Reflection on the presentations today

I think we did really well today.  When it was first announced a week ago that we would be doing the presentations again next week, I wasn't quite sure what we should change for the next one.  Overall, we received pretty good feedback from both the students and Ackley.  But clearly, as shown by today, there was room for improvement.

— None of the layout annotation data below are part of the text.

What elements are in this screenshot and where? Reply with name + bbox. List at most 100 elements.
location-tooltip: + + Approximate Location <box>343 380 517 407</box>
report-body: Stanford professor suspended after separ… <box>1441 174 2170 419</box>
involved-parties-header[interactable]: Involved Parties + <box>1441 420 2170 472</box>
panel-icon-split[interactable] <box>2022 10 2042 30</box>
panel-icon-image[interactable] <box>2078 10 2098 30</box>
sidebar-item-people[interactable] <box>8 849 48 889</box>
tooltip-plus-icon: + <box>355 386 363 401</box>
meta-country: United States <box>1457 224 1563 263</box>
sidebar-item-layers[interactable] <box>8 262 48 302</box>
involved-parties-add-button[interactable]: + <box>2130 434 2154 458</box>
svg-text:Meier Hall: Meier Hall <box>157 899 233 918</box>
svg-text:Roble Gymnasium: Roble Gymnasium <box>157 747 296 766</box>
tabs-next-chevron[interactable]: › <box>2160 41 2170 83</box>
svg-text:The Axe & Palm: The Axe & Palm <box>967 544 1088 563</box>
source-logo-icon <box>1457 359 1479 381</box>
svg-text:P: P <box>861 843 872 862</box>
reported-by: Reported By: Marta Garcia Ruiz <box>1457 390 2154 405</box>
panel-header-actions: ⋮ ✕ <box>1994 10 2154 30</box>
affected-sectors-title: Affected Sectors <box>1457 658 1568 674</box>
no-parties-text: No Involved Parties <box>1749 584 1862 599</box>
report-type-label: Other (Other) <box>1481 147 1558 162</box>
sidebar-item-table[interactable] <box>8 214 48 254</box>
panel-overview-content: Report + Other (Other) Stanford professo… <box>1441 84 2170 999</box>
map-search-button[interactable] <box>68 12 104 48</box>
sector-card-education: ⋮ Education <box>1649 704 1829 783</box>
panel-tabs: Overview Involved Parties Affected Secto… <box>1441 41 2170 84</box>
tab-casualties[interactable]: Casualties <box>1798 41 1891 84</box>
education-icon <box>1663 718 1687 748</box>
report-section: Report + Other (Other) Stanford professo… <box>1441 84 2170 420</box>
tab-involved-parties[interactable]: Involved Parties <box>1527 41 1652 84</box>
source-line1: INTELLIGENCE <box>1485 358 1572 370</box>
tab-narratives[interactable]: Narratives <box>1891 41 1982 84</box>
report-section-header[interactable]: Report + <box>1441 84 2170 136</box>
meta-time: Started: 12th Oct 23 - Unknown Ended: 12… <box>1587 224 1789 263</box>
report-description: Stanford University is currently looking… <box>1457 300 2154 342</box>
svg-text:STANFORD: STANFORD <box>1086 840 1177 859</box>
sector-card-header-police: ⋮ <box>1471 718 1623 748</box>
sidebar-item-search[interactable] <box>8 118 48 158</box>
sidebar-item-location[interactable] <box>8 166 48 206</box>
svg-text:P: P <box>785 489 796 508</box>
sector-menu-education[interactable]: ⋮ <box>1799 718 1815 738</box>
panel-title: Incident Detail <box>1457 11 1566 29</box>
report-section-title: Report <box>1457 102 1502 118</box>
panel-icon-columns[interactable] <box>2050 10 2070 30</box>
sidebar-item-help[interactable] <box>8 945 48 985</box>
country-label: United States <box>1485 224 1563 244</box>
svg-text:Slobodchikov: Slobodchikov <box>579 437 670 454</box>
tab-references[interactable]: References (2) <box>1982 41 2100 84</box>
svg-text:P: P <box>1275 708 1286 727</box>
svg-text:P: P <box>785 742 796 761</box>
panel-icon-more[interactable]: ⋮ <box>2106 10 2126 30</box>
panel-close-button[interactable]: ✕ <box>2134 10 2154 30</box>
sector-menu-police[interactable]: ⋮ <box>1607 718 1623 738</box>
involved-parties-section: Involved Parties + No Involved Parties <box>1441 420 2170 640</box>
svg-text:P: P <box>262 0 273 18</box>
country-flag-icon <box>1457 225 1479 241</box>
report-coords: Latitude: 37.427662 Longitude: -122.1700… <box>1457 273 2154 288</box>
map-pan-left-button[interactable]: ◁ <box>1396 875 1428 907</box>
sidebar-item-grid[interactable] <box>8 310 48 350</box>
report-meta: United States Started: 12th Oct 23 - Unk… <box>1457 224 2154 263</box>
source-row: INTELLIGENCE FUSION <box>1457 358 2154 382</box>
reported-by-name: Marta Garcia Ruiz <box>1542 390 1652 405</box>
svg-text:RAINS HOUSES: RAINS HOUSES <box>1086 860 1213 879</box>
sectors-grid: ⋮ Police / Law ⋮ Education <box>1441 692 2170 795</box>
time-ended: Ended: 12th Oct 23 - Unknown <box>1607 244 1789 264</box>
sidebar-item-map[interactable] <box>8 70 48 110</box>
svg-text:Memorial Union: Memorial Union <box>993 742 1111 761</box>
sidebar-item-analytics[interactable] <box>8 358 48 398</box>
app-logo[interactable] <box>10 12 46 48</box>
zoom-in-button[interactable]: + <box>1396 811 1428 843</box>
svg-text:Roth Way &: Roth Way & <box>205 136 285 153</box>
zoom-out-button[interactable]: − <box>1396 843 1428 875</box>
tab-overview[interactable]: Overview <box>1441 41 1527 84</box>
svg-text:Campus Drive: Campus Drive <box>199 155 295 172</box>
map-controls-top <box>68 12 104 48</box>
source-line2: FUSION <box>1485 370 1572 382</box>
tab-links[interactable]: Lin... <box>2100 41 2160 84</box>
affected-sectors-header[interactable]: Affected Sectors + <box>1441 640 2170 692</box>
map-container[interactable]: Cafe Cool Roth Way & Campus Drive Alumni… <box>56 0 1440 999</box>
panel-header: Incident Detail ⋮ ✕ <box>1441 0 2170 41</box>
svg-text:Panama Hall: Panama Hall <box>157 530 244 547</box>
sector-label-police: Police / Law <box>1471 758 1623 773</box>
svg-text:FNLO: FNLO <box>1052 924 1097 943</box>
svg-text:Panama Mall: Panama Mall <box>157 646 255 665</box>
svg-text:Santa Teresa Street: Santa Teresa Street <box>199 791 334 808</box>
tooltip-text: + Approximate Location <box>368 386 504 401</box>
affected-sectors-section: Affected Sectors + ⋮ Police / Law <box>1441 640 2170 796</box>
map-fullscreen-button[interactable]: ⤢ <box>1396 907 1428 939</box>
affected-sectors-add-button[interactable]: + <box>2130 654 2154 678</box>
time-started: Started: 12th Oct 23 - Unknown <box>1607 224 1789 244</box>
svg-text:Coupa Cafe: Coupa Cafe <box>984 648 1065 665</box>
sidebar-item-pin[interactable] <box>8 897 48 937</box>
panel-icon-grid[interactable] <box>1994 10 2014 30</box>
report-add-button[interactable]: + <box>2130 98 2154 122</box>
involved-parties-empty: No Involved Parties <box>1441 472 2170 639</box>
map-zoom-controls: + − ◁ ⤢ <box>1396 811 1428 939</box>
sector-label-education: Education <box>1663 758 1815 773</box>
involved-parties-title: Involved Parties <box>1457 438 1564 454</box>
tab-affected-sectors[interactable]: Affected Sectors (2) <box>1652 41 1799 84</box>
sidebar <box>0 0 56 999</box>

One thing that I think made today's a lot better was our use of Prezi rather than PowerPoint.  This made the presentation more visually appealing, and having a few more slides really helped me to stay on track, I think.  It was only a few days ago that I decided both me and Alan should have speaking roles in the presentation.  I wanted to change the demo so that there was kind of a "user-version" (the one I gave), which just showed how the application functions in normal use.  Alan then gave the "backend-version", which gave more in-depth info and demonstration of some of the behind-the-scenes intelligent choices the application makes.  I think this kind of two demo approach really improved how we got our message across.  When done this way, the audience gets to see both of whats above and under the covers.  Alan did a great job explaining the graph search we use and it's purpose, I thought.  There were some questions about other stuff we could have added to the presentation; I would like to add more stuff, but don't think we can really afford to do so with a 9 minute hard limit.  I kind of wish that limit would get extended to something like 13-15 minutes.  Perhaps it will be a little more forgiving for the final presentation since we have like 2 hours (rather than 100 minutes for 6 groups).

I think the other groups I saw today also improved.  I really liked PowderAde's presentation.  Kishore did a super good job at explaining similar apps, what they do, and what they don't do that PowderAde does.  The style of his presentation was spot-on, I thought; kind of snarky, but in a good, business-shark kind of way.  David Strawn was suggesting that we could do something similar by showing what your average car repair online forum looks like (they're pretty hideous), as it's about the only thing we could compare our application to.  After all, part of the inspiration for this project was the belief that car forums are very useful for all of the communal car history knowledge they collect (common causes of certain problems on specific cars), but that their knowledge base is vague and hard to quantify.